Posted: Mon Jul 21, 2008 2:39 pm
by Wes
The bouldering around boone is, to me, on par with anywhere else in the US. But, it has two drawbacks - no guidebook, so you have to be shown around a few times to get a feel for where things are; and the weather sucks more then it is prime, with mostly OK at best conditions most of the year. I hear shiprock is one of the best summer trad areas in the east. And there are a few higher end sport routes around, just nothing in a guidebook. I think I would want to live in Asheville before Boone though.
Chattavegas is rad, and a lot more going for it then just the climbing. Would probably be my first or second choice to live in the southeast.
Fayetteville is nice enough, but never really grabbed me as a really fun place to live, though I know people who love it there.
Trying to find a balance of good climbing, year round livability, affordability, stuff to do outside of climbing, and the ability to make a decent living is way hard. Seems like most of the really good climbing areas lack at least one or two of these. Like I love the climbing around Lander, but living there though the winter and trying to find a job or something to do on a random Tuesday night is not that easy.
Posted: Mon Jul 21, 2008 4:25 pm
by SCIN
Lexington is the best climbing town. Don't believe every article you read.
Posted: Mon Jul 21, 2008 4:45 pm
by KD
How 'bout good ol' Cincy?!
Posted: Mon Jul 21, 2008 5:03 pm
by pigsteak
Lexington IS a grand place to live and climb.
Only two drawbacks to Lexington. humidity and lack of bouldering.
I've lived in Colorado for two years, and it is way over hyped. Sport climbing, even at rifle, is average.
I lived in Bozeman, and it is even worse.
Chattanooga and Lexington should make any list.
Posted: Mon Jul 21, 2008 6:49 pm
by Myke Dronez
Hey, Lexington is close enough to the Red to allow climbing for even simple folks like myself. If I needed a Phd to afford my whitey pastime I would probably be shooting roadsigns and roasting smores on tire fires.
I don't know if its the best place but it sure does make it hard to want to leave.
Posted: Mon Jul 21, 2008 7:10 pm
by Danny
KD wrote:Bend Ore.
I ain't gonna, you Bend Ore.
Posted: Mon Jul 21, 2008 9:38 pm
by p0bray01
Morgantown, Elkins, and Beckley...WV's finest climbing towns
Posted: Tue Jul 22, 2008 12:43 am
by anticlmber
salina, ks. right next to the only climbing for 568 miles.

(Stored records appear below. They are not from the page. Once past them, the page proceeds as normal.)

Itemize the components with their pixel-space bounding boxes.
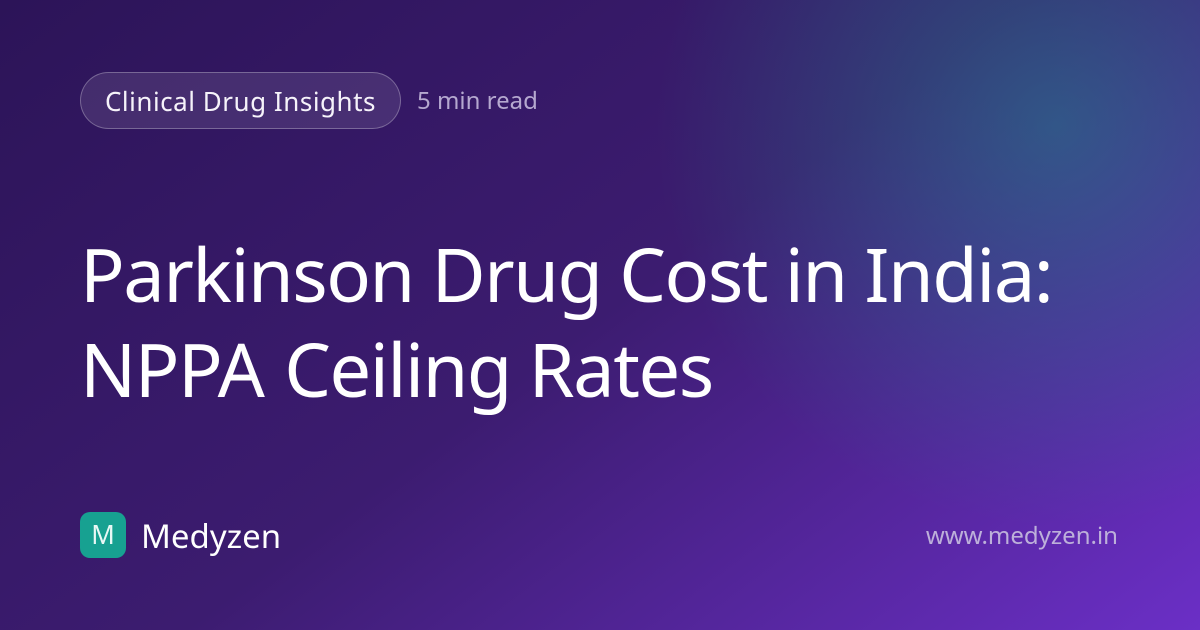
website: www.medyzen.in [926,519,1118,552]
brand logo: M [91,516,115,552]
title [80,223,1052,419]
title: NPPA Ceiling Rates [80,318,713,419]
title: Parkinson Drug Cost in India: [80,223,1052,324]
category pill [80,72,401,129]
brand logo [80,512,126,558]
read time: 5 min read [417,84,538,117]
category pill: Clinical Drug Insights [105,83,376,119]
brand name: Medyzen [141,513,281,558]
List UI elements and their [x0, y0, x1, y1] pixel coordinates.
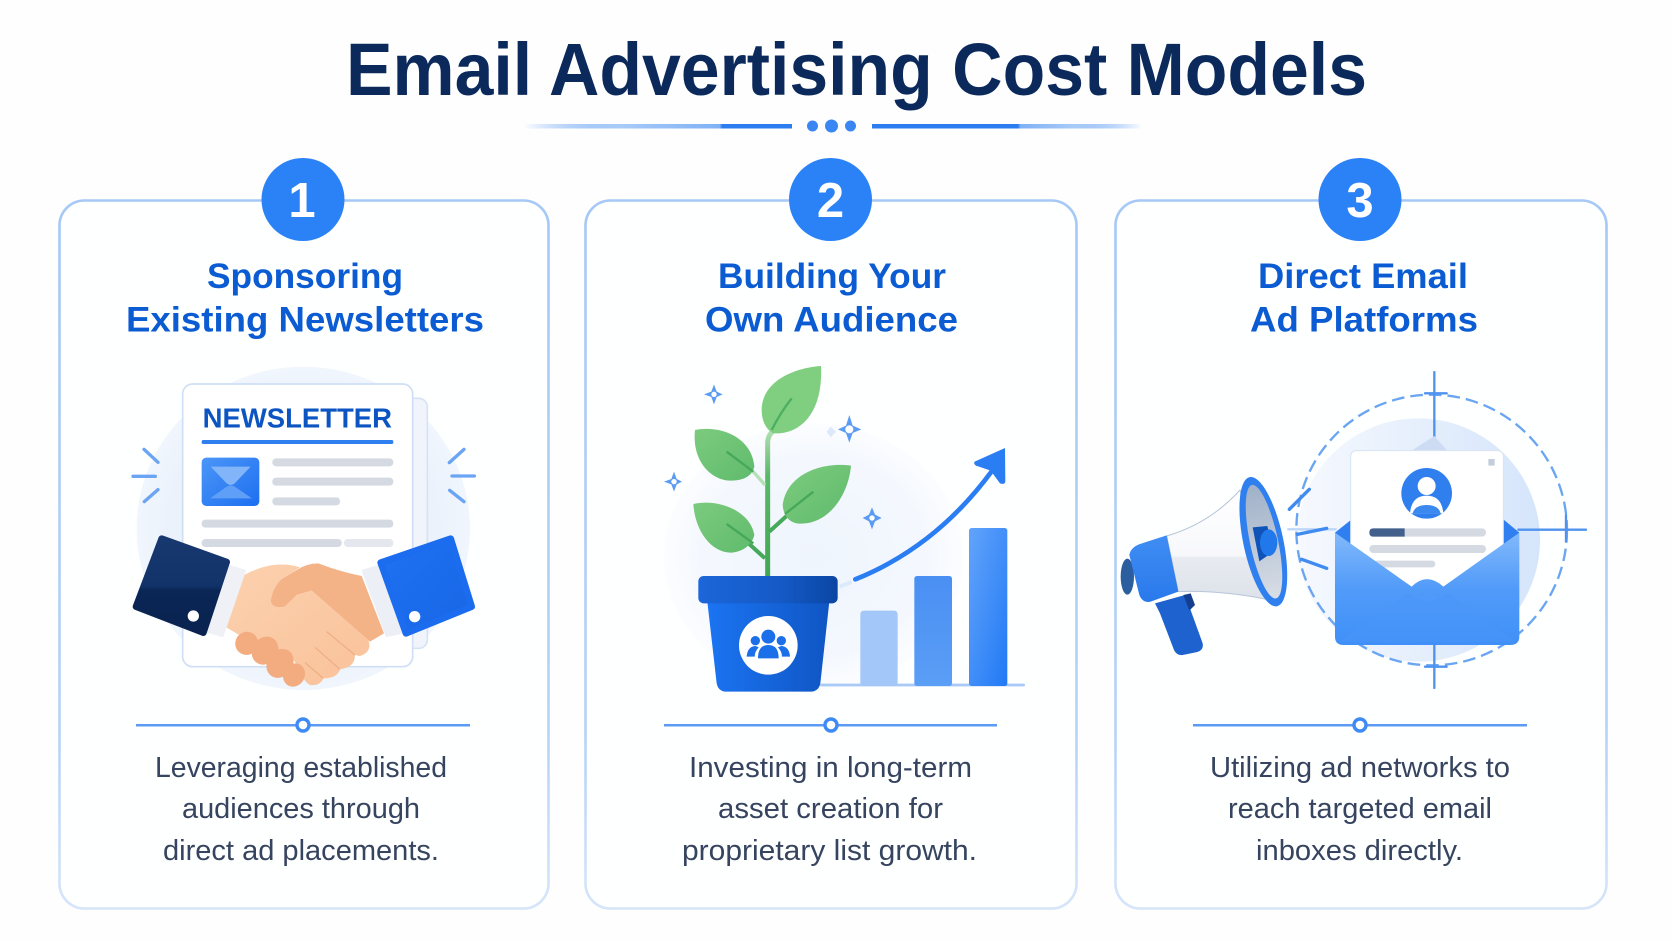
description 2: Investing in long-term: [689, 752, 972, 784]
illustration: megaphone and targeted email: [1121, 372, 1586, 688]
panel 2 card: [586, 200, 1076, 908]
heading 3: Ad Platforms: [1250, 300, 1478, 340]
description 3: reach targeted email: [1228, 793, 1492, 825]
number badge 3: 3: [1346, 174, 1374, 228]
panel 3: direct email ad platforms: [1116, 158, 1606, 908]
panel 1: sponsoring existing newsletters: [60, 158, 548, 908]
left cuff: [207, 566, 245, 636]
heading 3: Direct Email: [1258, 257, 1468, 296]
illustration: newsletter and handshake: [133, 367, 474, 691]
illustration: newsletter and handshake: NEWSLETTER: [203, 402, 392, 433]
title: Email Advertising Cost Models: [346, 28, 1367, 111]
left hand: [225, 565, 369, 685]
number badge 2: [789, 158, 872, 241]
description 1: Leveraging established: [155, 752, 447, 784]
separator 1: [136, 719, 470, 731]
panel 3 card: [1116, 200, 1606, 908]
number badge 3: [1318, 158, 1402, 241]
number badge 2: 2: [817, 174, 844, 228]
heading 2: [705, 257, 958, 340]
heading 1: Existing Newsletters: [126, 300, 484, 340]
megaphone: [1121, 559, 1134, 595]
title divider: [524, 120, 1142, 132]
separator 2: [664, 719, 997, 731]
description 2: asset creation for: [718, 793, 943, 825]
heading 3: [1250, 257, 1478, 340]
description 3: [1210, 752, 1510, 867]
description 1: audiences through: [182, 793, 420, 825]
heading 1: [126, 257, 484, 340]
fingers: [231, 628, 309, 691]
heading 2: Building Your: [718, 257, 946, 296]
illustration: plant and growth chart: [663, 366, 1025, 692]
description 1: [155, 752, 447, 867]
right cuff: [363, 566, 403, 636]
panel 2: building your own audience: [586, 158, 1076, 908]
panel 1 card: [60, 200, 548, 908]
heading 1: Sponsoring: [207, 257, 403, 296]
number badge 1: [262, 158, 344, 241]
description 3: Utilizing ad networks to: [1210, 752, 1510, 784]
number badge 1: 1: [288, 174, 316, 228]
description 2: proprietary list growth.: [682, 835, 977, 867]
heading 2: Own Audience: [705, 300, 958, 340]
right hand: [271, 563, 384, 642]
description 3: inboxes directly.: [1256, 835, 1463, 867]
description 1: direct ad placements.: [163, 835, 439, 867]
description 2: [682, 752, 977, 867]
separator 3: [1193, 719, 1527, 731]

Posted: Tue Jul 22, 2008 10:15 am
by Ascentionist
Having lived or worked in a few cities myself (Nashville TN, Dayton OH, Lexington, Richmond and now Denver), I think Lexington has potential to be a good place to live, but pales in comparison to the other places. Lexington is trying, but is still way behind much of the rest of the country in getting its priorities straight.
And I just don't see how Colorado is over-hyped. There is a grand variety of climbing types on all kinds of different rock, at different angles in different environments. You can be to Vedauwoo from Denver in less than two hours and you can access peaks all up and down the Rockies within six hours.
The RRG is sandstone pockets or so-so cracks over rhododendron with limited views at the tops of climbs. Talk about over-hyped. The only reason RRG is as popular as it is is because buckeyes got tired of driving all the way to NRG to climb the same route over and over.
And don't get me wrong, I love the RRG and think it is an amazing place to live and recreate, but if Ohio had been closer to Boulder no one would have ever developed RRG. And when I say Ohio I mean anything north or west of Winchester.